Finnish documentary expert Leena Pasanen has been appointed as the first non-German in the almost 60-year history of DOK Leipzig to succeed Claas Danielsen as its festival director.

Leena Pasanen

Pasanen previously worked in documentary programming at public broadcaster YLE and as the director of the European Documentary Network in Copenhagen, among others.

She will take up her post on January 1, 2015 with an initial five-year contract .

Claas Danielsen, who has headed DOK Leipzig as festival director for the past ten years, will open his swansong edition on Oct 27 with Citizenfour, the final part of Laura Poitras’ 9/11 trilogy, centred on NSA whistleblower Edward Snowden.

Sergei Loznitsa’s Maidan and Ulrich Seidl’s Im Keller are among 12 titles selected for the International Competition for Feature Documentaries to compete for the €10,000 Golden Dove.

Other films in this competitive section include Fernand Melgar’s The Shelter, which premiered at Locarno in August; Zuzanna Solakiewicz’s 15 Corners Of The World; Giovanni Donfrancesco’s The Stone River; and Jorge Pelicano’s Suddenly My Thoughts Halt.

German and Young Cinema Competitions

In the German Documentary Competition, selectors have chosen films by established film-makers including Andrei Schwartz (Outside), Gerd Kroske (Drawing A Line), and Thomas Heise (Städtebewohner) as well as from newcomers Maurizius Staerkle-Drux (Concrete Love) and Lia Jaspers (Match Me!).
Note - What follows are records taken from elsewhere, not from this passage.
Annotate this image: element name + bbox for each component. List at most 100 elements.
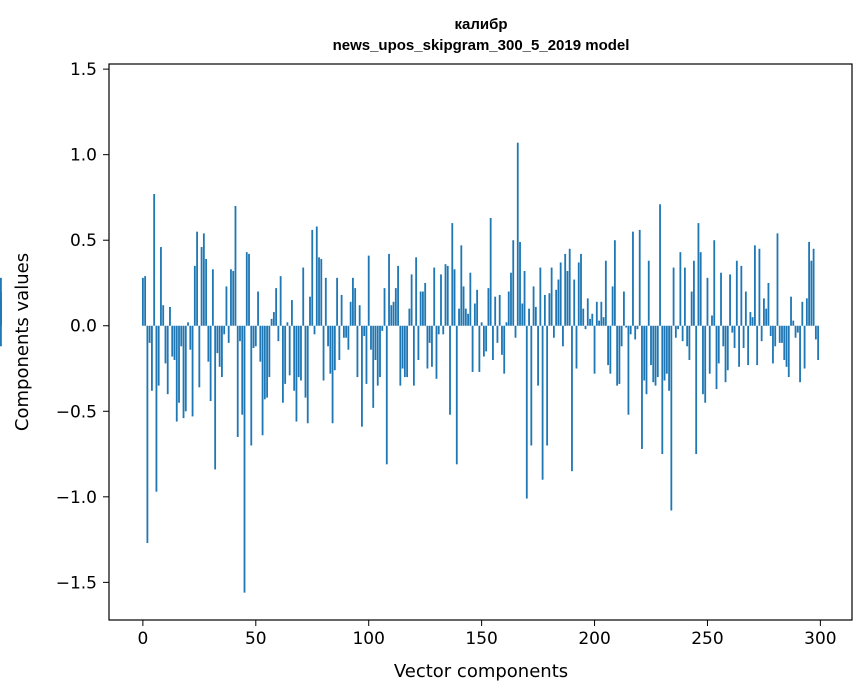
bar-252 (711, 315, 713, 326)
y-axis-label: Components values (12, 253, 33, 431)
bar-297 (812, 248, 815, 326)
bar-256 (720, 272, 722, 326)
bar-271 (753, 245, 756, 326)
bar-23 (193, 265, 196, 326)
bar-36 (223, 325, 226, 335)
bar-163 (510, 272, 512, 326)
bar-241 (686, 325, 689, 347)
bar-174 (534, 306, 537, 326)
bar-21 (189, 325, 192, 350)
bar-295 (808, 241, 810, 326)
x-tick-label: 300 (804, 629, 836, 649)
bar-138 (453, 269, 456, 326)
bar-30 (209, 325, 212, 402)
bar-22 (191, 325, 194, 417)
bar-285 (785, 325, 788, 367)
bar-199 (591, 313, 594, 326)
bar-208 (611, 286, 614, 326)
bar-268 (747, 325, 750, 366)
bar-146 (471, 325, 474, 372)
bar-244 (693, 260, 695, 326)
bar-32 (214, 325, 217, 470)
bar-157 (496, 325, 499, 343)
bar-278 (769, 325, 772, 337)
bar-46 (245, 252, 248, 326)
bar-169 (523, 271, 526, 326)
bar-4 (151, 325, 153, 391)
bar-136 (449, 325, 451, 415)
bar-207 (609, 325, 612, 374)
bar-165 (514, 325, 517, 338)
bar-147 (473, 303, 476, 326)
bar-89 (342, 325, 345, 338)
bar-175 (537, 325, 539, 386)
bar-257 (722, 325, 725, 347)
bar-45 (243, 325, 246, 593)
bar-298 (814, 325, 817, 340)
y-tick-label: 0.5 (70, 231, 97, 251)
bar-235 (672, 267, 675, 326)
bar-160 (503, 325, 506, 374)
bar-249 (704, 325, 707, 403)
bar-220 (638, 229, 641, 326)
bar-44 (241, 325, 244, 415)
bar-85 (333, 325, 336, 371)
bar-72 (304, 325, 307, 398)
bar-190 (571, 325, 573, 472)
bar-110 (390, 305, 393, 326)
bar-6 (155, 325, 158, 492)
bar-176 (539, 267, 542, 326)
bar-260 (729, 274, 731, 326)
bar-116 (403, 325, 406, 378)
bar-undefined (0, 277, 2, 326)
bar-96 (358, 305, 361, 326)
bar-80 (322, 325, 325, 381)
bar-286 (787, 325, 790, 378)
bar-26 (200, 247, 203, 326)
bar-204 (602, 317, 605, 326)
x-tick-label: 150 (465, 629, 497, 649)
bar-141 (460, 245, 463, 326)
bar-150 (480, 322, 483, 326)
bar-43 (239, 325, 241, 342)
bar-287 (790, 296, 792, 326)
bar-124 (422, 291, 424, 326)
bar-10 (164, 325, 167, 364)
bar-59 (275, 288, 278, 326)
bar-132 (440, 274, 442, 326)
bar-139 (455, 325, 458, 465)
bar-95 (356, 325, 359, 378)
bar-291 (799, 325, 801, 383)
bar-259 (726, 325, 729, 371)
bar-67 (293, 325, 296, 391)
bar-151 (482, 325, 485, 357)
bar-120 (412, 325, 415, 386)
bar-267 (744, 291, 747, 326)
bars-group (0, 142, 820, 593)
bar-16 (178, 325, 180, 403)
bar-201 (595, 301, 598, 326)
bar-17 (180, 325, 183, 347)
bar-103 (374, 325, 377, 360)
bar-270 (751, 317, 754, 326)
bar-173 (532, 286, 535, 326)
bar-83 (329, 325, 332, 374)
bar-73 (306, 325, 309, 424)
bar-64 (286, 322, 289, 326)
bar-243 (690, 291, 693, 326)
x-axis: 0 50 100 150 200 250 300 (137, 620, 837, 649)
bar-63 (284, 325, 287, 384)
bar-172 (530, 325, 533, 446)
bar-33 (216, 325, 219, 354)
bar-283 (781, 325, 783, 343)
bar-216 (629, 325, 632, 335)
bar-108 (385, 325, 388, 465)
bar-237 (677, 325, 680, 330)
chart-title-line-1: калибр (454, 16, 507, 33)
bar-135 (446, 265, 449, 326)
bar-99 (365, 325, 368, 384)
bar-115 (401, 325, 404, 369)
bar-56 (268, 325, 271, 378)
bar-205 (604, 260, 607, 326)
bar-9 (162, 305, 165, 326)
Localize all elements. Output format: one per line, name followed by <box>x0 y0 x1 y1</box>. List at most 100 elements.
The Young Cinema Competition will feature new documentary productions from the Democratic Republic of Congo (National Diploma), Indonesia (Jalanan), Syria (From My Syrian Room), and Ukraine (All Things Ablaze), among others.

DOK Leipzig goes Oscar

A total of 40 productions from 32 countries will screen in the International Programme by such film-makers as Pavel Kostomarov, Edward Owles, Floor van der Meulen, Uli Kick and Peter Bendix.
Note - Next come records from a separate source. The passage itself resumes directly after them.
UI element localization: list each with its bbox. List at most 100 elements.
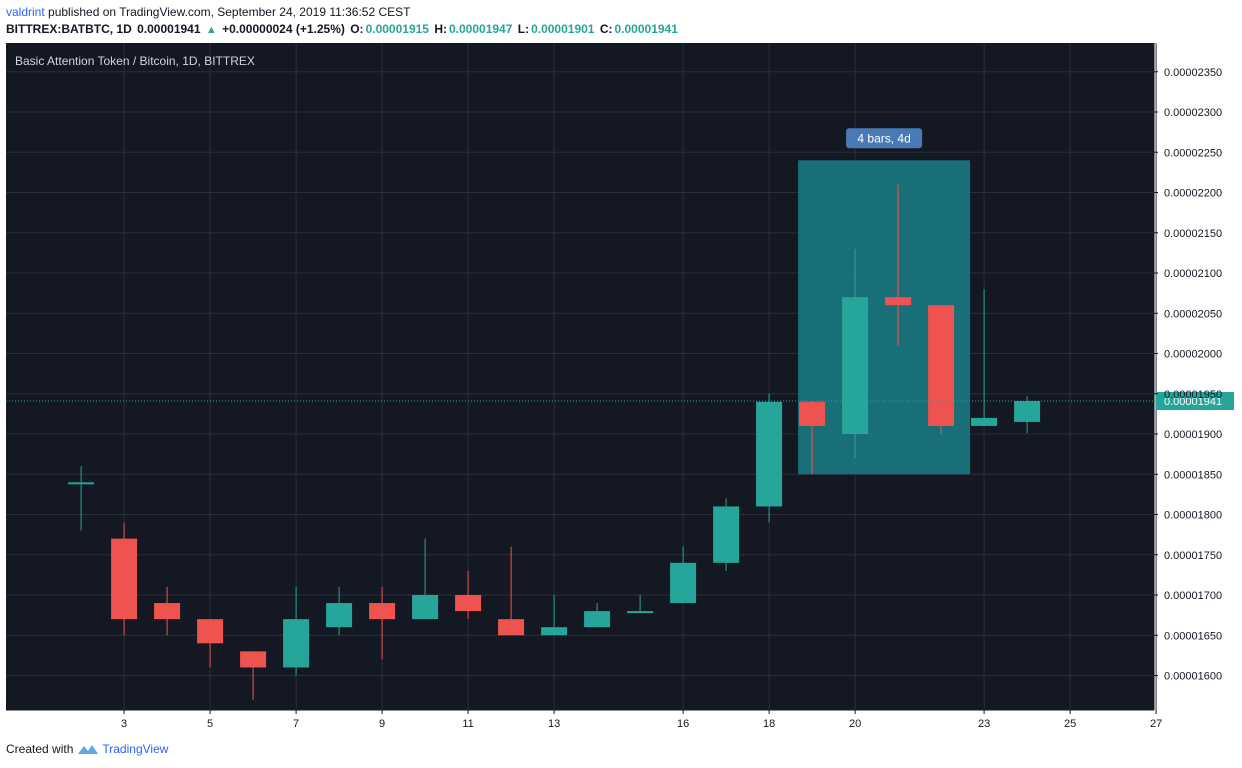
candle xyxy=(412,538,439,620)
candle xyxy=(455,570,482,620)
range-label: 4 bars, 4d xyxy=(857,131,910,145)
price-tick-label: 0.00001600 xyxy=(1164,671,1222,683)
candle-body xyxy=(498,619,525,636)
last-price: 0.00001941 xyxy=(137,22,201,36)
candle-body xyxy=(1014,400,1041,422)
candle-body xyxy=(111,538,138,620)
candle xyxy=(971,289,998,426)
candle xyxy=(928,305,955,434)
candle xyxy=(799,401,826,475)
current-price-label: 0.00001941 xyxy=(1164,396,1222,408)
price-tick-label: 0.00001850 xyxy=(1164,469,1222,481)
candle xyxy=(885,184,912,346)
candle xyxy=(584,603,611,628)
candle xyxy=(756,393,783,523)
published-text: published on TradingView.com, September … xyxy=(48,5,411,19)
price-tick-label: 0.00002350 xyxy=(1164,67,1222,79)
time-tick-label: 7 xyxy=(293,718,299,730)
candle-body xyxy=(756,401,783,507)
candles xyxy=(68,184,1041,700)
price-tick-label: 0.00001650 xyxy=(1164,630,1222,642)
price-tick-label: 0.00002150 xyxy=(1164,228,1222,240)
time-tick-label: 27 xyxy=(1150,718,1162,730)
close-value: 0.00001941 xyxy=(614,22,678,36)
candle xyxy=(670,546,697,604)
time-tick-label: 5 xyxy=(207,718,213,730)
candle-body xyxy=(369,603,396,620)
candle-body xyxy=(455,595,482,612)
price-tick-label: 0.00001950 xyxy=(1164,389,1222,401)
high-value: 0.00001947 xyxy=(448,22,513,36)
price-tick-label: 0.00002300 xyxy=(1164,107,1222,119)
created-with-text: Created with xyxy=(6,742,74,756)
candle-body xyxy=(240,651,267,668)
price-tick-label: 0.00002200 xyxy=(1164,188,1222,200)
price-axis[interactable]: 0.00001600 0.00001650 0.00001700 0.00001750… xyxy=(1153,43,1222,710)
current-price-line: 0.00001941 xyxy=(6,391,1234,410)
time-tick-label: 18 xyxy=(763,718,775,730)
close-label: C: xyxy=(599,22,613,36)
chart-title: Basic Attention Token / Bitcoin, 1D, BIT… xyxy=(15,54,255,68)
time-tick-label: 20 xyxy=(849,718,861,730)
candle-body xyxy=(713,506,740,563)
candle xyxy=(498,546,525,636)
price-tick-label: 0.00001700 xyxy=(1164,590,1222,602)
candle xyxy=(111,522,138,636)
candle-body xyxy=(283,619,310,668)
price-tick-label: 0.00002250 xyxy=(1164,147,1222,159)
candle xyxy=(68,466,95,531)
price-tick-label: 0.00002000 xyxy=(1164,349,1222,361)
up-triangle-icon: ▲ xyxy=(205,24,217,36)
footer: Created with TradingView xyxy=(6,742,168,756)
candle xyxy=(240,651,267,700)
author-link[interactable]: valdrint xyxy=(6,5,45,19)
candle-body xyxy=(842,297,869,434)
candle-body xyxy=(154,603,181,620)
current-price-tag xyxy=(1156,391,1234,410)
low-value: 0.00001901 xyxy=(531,22,595,36)
low-label: L: xyxy=(517,22,530,36)
candle xyxy=(541,595,568,636)
chart-background xyxy=(6,43,1154,732)
time-tick-label: 25 xyxy=(1064,718,1076,730)
open-label: O: xyxy=(350,22,364,36)
time-tick-label: 9 xyxy=(379,718,385,730)
time-tick-label: 3 xyxy=(121,718,127,730)
candle-body xyxy=(326,603,353,628)
candle-body xyxy=(799,401,826,426)
time-tick-label: 11 xyxy=(462,718,473,730)
time-axis-background xyxy=(6,710,1154,732)
candle-body xyxy=(627,611,654,614)
range-label-box xyxy=(846,128,923,149)
price-tick-label: 0.00001750 xyxy=(1164,550,1222,562)
candle-body xyxy=(928,305,955,426)
price-change: +0.00000024 (+1.25%) xyxy=(222,22,345,36)
candle xyxy=(369,586,396,660)
tradingview-link[interactable]: TradingView xyxy=(102,742,169,756)
candle-body xyxy=(971,417,998,426)
candle xyxy=(154,586,181,636)
publisher-line: valdrint published on TradingView.com, S… xyxy=(6,5,411,19)
time-tick-label: 16 xyxy=(677,718,689,730)
symbol-label: BITTREX:BATBTC, 1D xyxy=(6,22,132,36)
price-chart[interactable]: 4 bars, 4d 0.00001941 Basic Attention To… xyxy=(6,43,1236,732)
price-tick-label: 0.00001900 xyxy=(1164,429,1222,441)
time-axis[interactable]: 3579111316182023252729 xyxy=(6,709,1236,732)
candle xyxy=(283,586,310,676)
candle-body xyxy=(541,627,568,636)
time-tick-label: 13 xyxy=(548,718,560,730)
candle-body xyxy=(412,595,439,620)
high-label: H: xyxy=(434,22,447,36)
candle-body xyxy=(197,619,224,644)
quote-line: BITTREX:BATBTC, 1D 0.00001941 ▲ +0.00000… xyxy=(6,22,680,36)
price-tick-label: 0.00002050 xyxy=(1164,308,1222,320)
tradingview-logo-icon xyxy=(78,745,99,754)
candle xyxy=(197,619,224,668)
price-tick-label: 0.00002100 xyxy=(1164,268,1222,280)
price-axis-background xyxy=(1154,43,1236,732)
time-tick-label: 23 xyxy=(978,718,990,730)
candle-body xyxy=(584,611,611,628)
candle xyxy=(1014,396,1041,434)
candle-body xyxy=(670,562,697,604)
candle xyxy=(713,498,740,571)
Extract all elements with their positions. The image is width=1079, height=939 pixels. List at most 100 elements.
This year will see the winner of the Golden Dove in the International Short Documentary Competition qualifying for the first time for consideration for an Academy Award.

DOK Leipzig is now one of the ‘qualifying’ festivals in the Documentary Short Subject category.

Industry programme: Co-production to Tribeca

DOK Leipzig’s 57th edition (Oct 27 – Nov 2) will include 67 events at 19 venues as part of its DOK Industry programme.

These range from its 10th Co-Production Meeting of 33 projects from 22 countries to the first staging of the Tribeca Hacks <DOK> workshop on interactive non-fiction storytelling as a collaboration with the Tribeca Film Institute.

Programmers sifted through more than 200 submissions to decide on the Co-Production Meeting’s line-up, which includes such projects as Close Relations (Germany/Russia), The Love Commandos (UK), The Pioneers (Georgia) and L’Oreal. A Family Business (France).

A special focus will be placed on co-productions with Catalonia and projects will be featured from such partners as the Balkan Documentary Centre, the Institute of Documentary Film in Prague, and Pitching Doc Montevideo.

The Leipzig Screenings will show four new German documentary productions not in the official programme to international buyers and festival programmers, ranging from Manuel Fenn’s Countdown Afghanistan to Ulrike Franke and Michael Loeken’s Divine Location.

The third edition of DOK.Incubator, Europe’s first and only rough-cut training programme, will present excerpts of nine ‘works in progress’ from such productions as Gábor Hörcher’s Drifter, Andrea Culková’s Sugar Blues, and Diedie Weng’s The Beekeeper And His Son.

There will also be sessions with case studies of three co-productions with broadcaster ARTE – From My Syrian Room, Domino Effect, and The Mittal Empire: A Modern Tragedy -, the animadocs Rocks In My Pockets, Cuentos de Viejos, and Last Hijack, and the transmedia projects Cosmic Top Secret and The Vikings.

Furthemore, masterclasses are being lined up with leading Danish sound designer and composer Kristian E. Andersen (Blood In The Mobile), and film-makers Jean-Gabriel Périot and Jon Bang Carlsen.

A total of 368 films from 62 countries will be screened in this year’s DOK Leipzig programme whose retrospective is dedicated to the work of cinematographers in documentaries, with a focus on the former East Germany’s DEFA.